Deltan vence Kátia

Deltan vence Kátia

Em reunião nesta terça, 10, Conselho Nacional do Ministério Público livra coordenador da força-tarefa da Lava Jato de reclamação disciplinar ao rejeitar questionamento da senadora

Pedro Prata e Pepita Ortega

10 de dezembro de 2019 | 16h02

O Conselho Nacional do Ministério Público negou nesta terça, 10, por maioria, recurso da senadora Kátia Abreu (PDTTO) contra decisão monocrática de arquivamento da Corregedoria Nacional do Ministério Público em reclamação disciplinar instaurada para apurar se o procurador da República Deltan Dallagnol infringiu deveres funcionais ao compartilhar nas redes uma notícia sobre delação acerca de suposto recebimento de caixa 2 por parte da senadora.

Senadora Kátia Abreu (PDT-TO). Foto: Dida Sampaio/Estadão

Também nesta terça, o Conselhão decidiu por maioria abrir processo administrativo contra o procurador por críticas à candidatura de Renan Calheiros à presidência do Senado.

Kátia Abreu acusa o coordenador da Lava Jato em Curitiba de se promover pessoalmente com o gesto, que ela classifica como vazamento de informações sigilosas.
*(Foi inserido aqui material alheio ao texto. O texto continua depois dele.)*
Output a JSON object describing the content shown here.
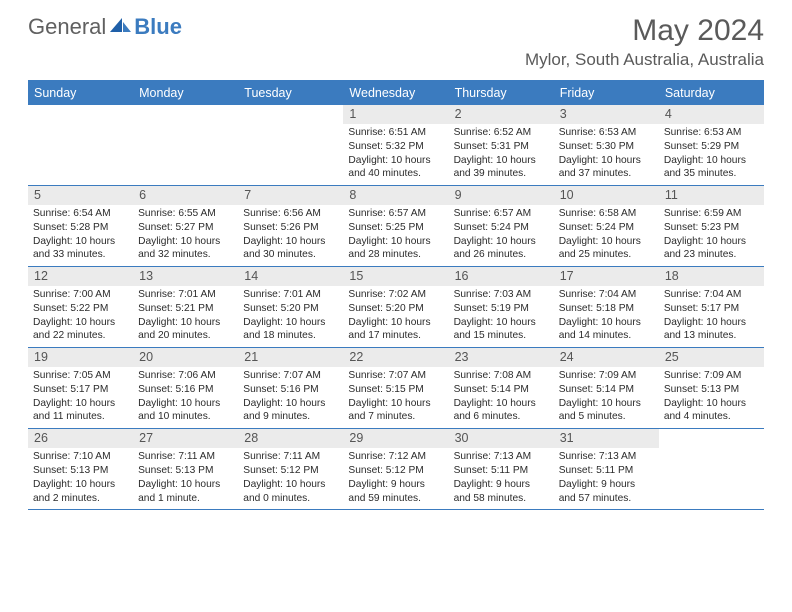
{
  "brand": {
    "part1": "General",
    "part2": "Blue"
  },
  "title": "May 2024",
  "location": "Mylor, South Australia, Australia",
  "colors": {
    "accent": "#3b7bbf",
    "dow_bg": "#3b7bbf",
    "dow_text": "#ffffff",
    "daynum_bg": "#ebebeb",
    "text": "#2b2b2b",
    "title_color": "#5a5a5a"
  },
  "dow": [
    "Sunday",
    "Monday",
    "Tuesday",
    "Wednesday",
    "Thursday",
    "Friday",
    "Saturday"
  ],
  "weeks": [
    [
      {
        "n": "",
        "sr": "",
        "ss": "",
        "dl": ""
      },
      {
        "n": "",
        "sr": "",
        "ss": "",
        "dl": ""
      },
      {
        "n": "",
        "sr": "",
        "ss": "",
        "dl": ""
      },
      {
        "n": "1",
        "sr": "6:51 AM",
        "ss": "5:32 PM",
        "dl": "10 hours and 40 minutes."
      },
      {
        "n": "2",
        "sr": "6:52 AM",
        "ss": "5:31 PM",
        "dl": "10 hours and 39 minutes."
      },
      {
        "n": "3",
        "sr": "6:53 AM",
        "ss": "5:30 PM",
        "dl": "10 hours and 37 minutes."
      },
      {
        "n": "4",
        "sr": "6:53 AM",
        "ss": "5:29 PM",
        "dl": "10 hours and 35 minutes."
      }
    ],
    [
      {
        "n": "5",
        "sr": "6:54 AM",
        "ss": "5:28 PM",
        "dl": "10 hours and 33 minutes."
      },
      {
        "n": "6",
        "sr": "6:55 AM",
        "ss": "5:27 PM",
        "dl": "10 hours and 32 minutes."
      },
      {
        "n": "7",
        "sr": "6:56 AM",
        "ss": "5:26 PM",
        "dl": "10 hours and 30 minutes."
      },
      {
        "n": "8",
        "sr": "6:57 AM",
        "ss": "5:25 PM",
        "dl": "10 hours and 28 minutes."
      },
      {
        "n": "9",
        "sr": "6:57 AM",
        "ss": "5:24 PM",
        "dl": "10 hours and 26 minutes."
      },
      {
        "n": "10",
        "sr": "6:58 AM",
        "ss": "5:24 PM",
        "dl": "10 hours and 25 minutes."
      },
      {
        "n": "11",
        "sr": "6:59 AM",
        "ss": "5:23 PM",
        "dl": "10 hours and 23 minutes."
      }
    ],
    [
      {
        "n": "12",
        "sr": "7:00 AM",
        "ss": "5:22 PM",
        "dl": "10 hours and 22 minutes."
      },
      {
        "n": "13",
        "sr": "7:01 AM",
        "ss": "5:21 PM",
        "dl": "10 hours and 20 minutes."
      },
      {
        "n": "14",
        "sr": "7:01 AM",
        "ss": "5:20 PM",
        "dl": "10 hours and 18 minutes."
      },
      {
        "n": "15",
        "sr": "7:02 AM",
        "ss": "5:20 PM",
        "dl": "10 hours and 17 minutes."
      },
      {
        "n": "16",
        "sr": "7:03 AM",
        "ss": "5:19 PM",
        "dl": "10 hours and 15 minutes."
      },
      {
        "n": "17",
        "sr": "7:04 AM",
        "ss": "5:18 PM",
        "dl": "10 hours and 14 minutes."
      },
      {
        "n": "18",
        "sr": "7:04 AM",
        "ss": "5:17 PM",
        "dl": "10 hours and 13 minutes."
      }
    ],
    [
      {
        "n": "19",
        "sr": "7:05 AM",
        "ss": "5:17 PM",
        "dl": "10 hours and 11 minutes."
      },
      {
        "n": "20",
        "sr": "7:06 AM",
        "ss": "5:16 PM",
        "dl": "10 hours and 10 minutes."
      },
      {
        "n": "21",
        "sr": "7:07 AM",
        "ss": "5:16 PM",
        "dl": "10 hours and 9 minutes."
      },
      {
        "n": "22",
        "sr": "7:07 AM",
        "ss": "5:15 PM",
        "dl": "10 hours and 7 minutes."
      },
      {
        "n": "23",
        "sr": "7:08 AM",
        "ss": "5:14 PM",
        "dl": "10 hours and 6 minutes."
      },
      {
        "n": "24",
        "sr": "7:09 AM",
        "ss": "5:14 PM",
        "dl": "10 hours and 5 minutes."
      },
      {
        "n": "25",
        "sr": "7:09 AM",
        "ss": "5:13 PM",
        "dl": "10 hours and 4 minutes."
      }
    ],
    [
      {
        "n": "26",
        "sr": "7:10 AM",
        "ss": "5:13 PM",
        "dl": "10 hours and 2 minutes."
      },
      {
        "n": "27",
        "sr": "7:11 AM",
        "ss": "5:13 PM",
        "dl": "10 hours and 1 minute."
      },
      {
        "n": "28",
        "sr": "7:11 AM",
        "ss": "5:12 PM",
        "dl": "10 hours and 0 minutes."
      },
      {
        "n": "29",
        "sr": "7:12 AM",
        "ss": "5:12 PM",
        "dl": "9 hours and 59 minutes."
      },
      {
        "n": "30",
        "sr": "7:13 AM",
        "ss": "5:11 PM",
        "dl": "9 hours and 58 minutes."
      },
      {
        "n": "31",
        "sr": "7:13 AM",
        "ss": "5:11 PM",
        "dl": "9 hours and 57 minutes."
      },
      {
        "n": "",
        "sr": "",
        "ss": "",
        "dl": ""
      }
    ]
  ],
  "labels": {
    "sunrise": "Sunrise:",
    "sunset": "Sunset:",
    "daylight": "Daylight:"
  }
}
A reclamação disciplinar foi arquivada em 9 de agosto pelo corregedor nacional do Ministério Público, Orlando Rochadel. Para ele, Deltan apenas compartilhou a notícia.

Deltan Dallagnol, coordenador da força tarefa da operação Lava Jato em Curitiba. Foto: Théo Marques/Estadão

O recurso interno interposto pela senadora foi distribuído ao conselheiro Luiz Fernando Bandeira de Mello, que votou pela instauração de processo administrativo disciplinar.

O Plenário, por maioria, seguiu o voto do corregedor nacional do MP. De acordo com Rochadel, é ‘reconhecer que o simples ato de compartilhar a matéria não enseja o descumprimento do dever de guardar segredo sobre assunto de caráter sigiloso’, ainda mais quando as informações já eram de conhecimento geral em razão da ampla divulgação pela imprensa e quando não se pode atribuir ao requerido a conduta específica de ‘vazar’ a informação.

Rochadel destacou que o artigo 236, inciso II, da Lei Complementar nº 75/1993 estabelece que é dever do membro do Ministério Público da União guardar segredo sobre assunto de caráter sigiloso que conheça em razão do cargo ou função. “O conhecimento sobre a informação não ocorreu em decorrência do cargo exercido pelo recorrido, sobretudo considerando que a senadora recorrente detém foro por prerrogativa de função e não é, assim, investigada pelo recorrido. O que houve, repise-se, foi a ciência do assunto a partir de notícia divulgada, com o resguardo do sigilo da fonte.”

ASSISTA À 19.ª SESSÃO ORDINÁRIA DE 2019 DO CONSELHÃO:

 

Além disso, o corregedor nacional esclarece que as investigações sobre supostas irregularidades atribuídas à senadora Kátia Abreu (já arquivadas por ausência de provas) tramitavam no Supremo Tribunal Federal, sendo que, na hipótese, a Procuradoria-Geral da República é que tinha atribuição para atuar no caso.

“Assim, considerando que a mencionada investigação sequer era de responsabilidade do recorrido, não seria possível ‘atestar a veracidade’ das informações constantes da matéria jornalística.”

Ademais, assevera Rochadel, não houve ofensa ao princípio da presunção de inocência porque o procurador da República não fez nenhum juízo condenatório quanto à senadora. O corregedor nacional concluiu que o procurador da República “apenas exerceu, com moderação, o seu direito à liberdade de expressão, tendo compartilhado matéria jornalística em rede social, o que torna a sua conduta absolutamente atípica também quanto ao tipo funcional de quebra de decoro”.